Bad Consequences are Necessary



I mentioned in my post about railroads that there are suboptimal choices and consequences for choosing them, and that this is a good thing.
I stand by that. It’s a good thing because well..
Some actions profit, and some actions represent loss. If you do things right, you should see a positive benefit from it. If you do things wrong, you should see a negative. It is absolutely vital that things go badly when the players make a bad decision. This means their decision MATTERS.
This in a way ties back to a concept that comes up frequently in theological discussions, particularly in the field of theodicy, or to simply ‘Why Does God Let Bad Things Happen™’.  The usual answer is that without the capacity, the free capacity, of man to choose evil over good, his choice to pick good is meaningless.
Or to put this less philosophically.. If all your options at a burger stand give you the same plain burger, but with different names (The Simplistic, The All America, The Bare Bones!), it doesn’t matter if their menu claims to have two thousand items. It only has one. That one burger. It’s a thesaurus, not a menu.

If any decision the players pick turns out to be the right one, and the beneficial one, then you’re coddling them. Their choices don’t matter. And even if you act like they have freedom, you’ve hooked them onto the cattle car on the rails you’re riding.
This can hurt at times, but the benefit is that a good plot is course correcting, a bad plot isn’t.

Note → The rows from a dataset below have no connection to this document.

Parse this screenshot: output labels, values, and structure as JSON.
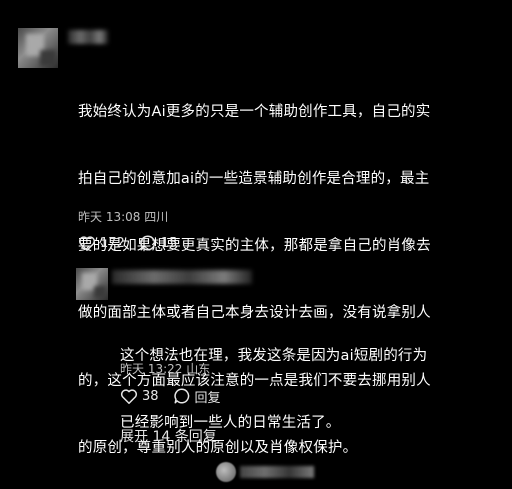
{
  "comment": {
    "text": "我始终认为Ai更多的只是一个辅助创作工具，自己的实拍自己的创意加ai的一些造景辅助创作是合理的，最主要的是如果想要更真实的主体，那都是拿自己的肖像去做的面部主体或者自己本身去设计去画，没有说拿别人的，这个方面最应该注意的一点是我们不要去挪用别人的原创，尊重别人的原创以及肖像权保护。",
    "lines": [
      "我始终认为Ai更多的只是一个辅助创作工具，自己的实",
      "拍自己的创意加ai的一些造景辅助创作是合理的，最主",
      "要的是如果想要更真实的主体，那都是拿自己的肖像去",
      "做的面部主体或者自己本身去设计去画，没有说拿别人",
      "的，这个方面最应该注意的一点是我们不要去挪用别人",
      "的原创，尊重别人的原创以及肖像权保护。"
    ],
    "meta": "昨天 13:08 四川",
    "likes": "172",
    "replies": "15"
  },
  "reply": {
    "lines": [
      "这个想法也在理，我发这条是因为ai短剧的行为",
      "已经影响到一些人的日常生活了。"
    ],
    "meta": "昨天 13:22 山东",
    "likes": "38",
    "reply_label": "回复"
  },
  "expand_label": "展开 14 条回复",
  "colors": {
    "background": "#000000",
    "text": "#ffffff",
    "meta": "#bfbfbf"
  }
}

The only answer for the DM is to avoid those bad plots.
By course correcting, I mean that evil plots, evil events, threats and the like don’t just have one moment of gleaming kismet for allowing the players to grab on and ride, we run a rail company, remember? You can walk between stations, take a bus, look at the nice dam, go and meet up with your sweetie, or do a hundred other things and the station will still be back there, but the initial train won’t.
Let’s posit that our players have encountered two threats on an adventure. One is a ‘local’ threat, an evil orc chieftain whose men were all over the last dungeon. The other is Grimnak, High Priest of the Demon Lord of Fire Ants. The players see both, and see that Grimnak is fleeing to his ANTHILL OF THE DAMNED, and the chieftain is running to another locale to raise more orcs to do evil orc things. Now, the ‘adventure’ has the players chasing Grimnak, but the players decide that the orc is the bigger threat.

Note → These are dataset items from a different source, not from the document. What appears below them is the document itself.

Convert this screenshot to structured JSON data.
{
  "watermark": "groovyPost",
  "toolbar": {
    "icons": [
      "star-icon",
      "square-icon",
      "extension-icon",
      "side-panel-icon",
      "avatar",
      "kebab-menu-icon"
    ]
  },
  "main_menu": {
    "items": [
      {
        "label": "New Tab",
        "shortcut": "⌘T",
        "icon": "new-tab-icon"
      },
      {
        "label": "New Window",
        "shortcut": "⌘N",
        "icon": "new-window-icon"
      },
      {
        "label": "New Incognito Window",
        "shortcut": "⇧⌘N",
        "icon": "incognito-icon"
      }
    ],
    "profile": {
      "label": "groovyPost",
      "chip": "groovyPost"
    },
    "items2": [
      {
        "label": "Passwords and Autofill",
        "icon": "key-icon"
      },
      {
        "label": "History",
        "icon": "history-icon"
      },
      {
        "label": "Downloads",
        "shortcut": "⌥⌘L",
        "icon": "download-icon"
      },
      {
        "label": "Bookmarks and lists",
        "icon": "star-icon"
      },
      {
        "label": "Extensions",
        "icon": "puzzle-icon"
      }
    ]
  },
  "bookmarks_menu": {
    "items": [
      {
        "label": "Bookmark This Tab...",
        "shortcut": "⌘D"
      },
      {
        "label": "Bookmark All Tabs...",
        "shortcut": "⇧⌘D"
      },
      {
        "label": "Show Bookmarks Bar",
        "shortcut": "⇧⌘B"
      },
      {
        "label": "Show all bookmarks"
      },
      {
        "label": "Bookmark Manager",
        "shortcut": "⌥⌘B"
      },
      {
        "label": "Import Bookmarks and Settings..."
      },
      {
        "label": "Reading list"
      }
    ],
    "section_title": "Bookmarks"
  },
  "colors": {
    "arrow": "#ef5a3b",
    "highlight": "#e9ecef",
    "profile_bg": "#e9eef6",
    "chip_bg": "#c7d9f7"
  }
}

This might be because of DM error, or player interpretation, the reasons don’t matter for our example though.
They hunt down the orc. While they’re busy putting a conclusive closure to the Chieftain’s evil, Grimnak uses the opportunity to summon the demon servant he was trying to, who if the adventure had gone the ‘correct’ way, the players would have stopped. So he has his demonic servant. While you were steam rolling orcs, the priest called in pretty terrible hefty back up. Fire ant demons are everywhere now.
You made a bad choice. You gotta deal.
The players will embrace it. Some might gripe about ‘the railroad’ at this point, and how you always intended for Grimnak to succeed, but you know you didn’t. You expected him to be stopped, he wasn’t. Consequences follow.
Thus the players actions MATTER.
Now the beauty of this is that if they didn’t go after the orc chieftain, you should also have that have ramifications. Maybe not as large, but still present. Make the opportunity cost of certain actions be something that actually has weight. The players will start thinking their plans and desires are important, this creates drama, and makes them realize that their reaction itself is a resource they need to expend.
Teach them this early.
Its abso-freaking-lutely vital for high level play and avoiding the ‘Why isn’t Elminister helping us’ “paradox.”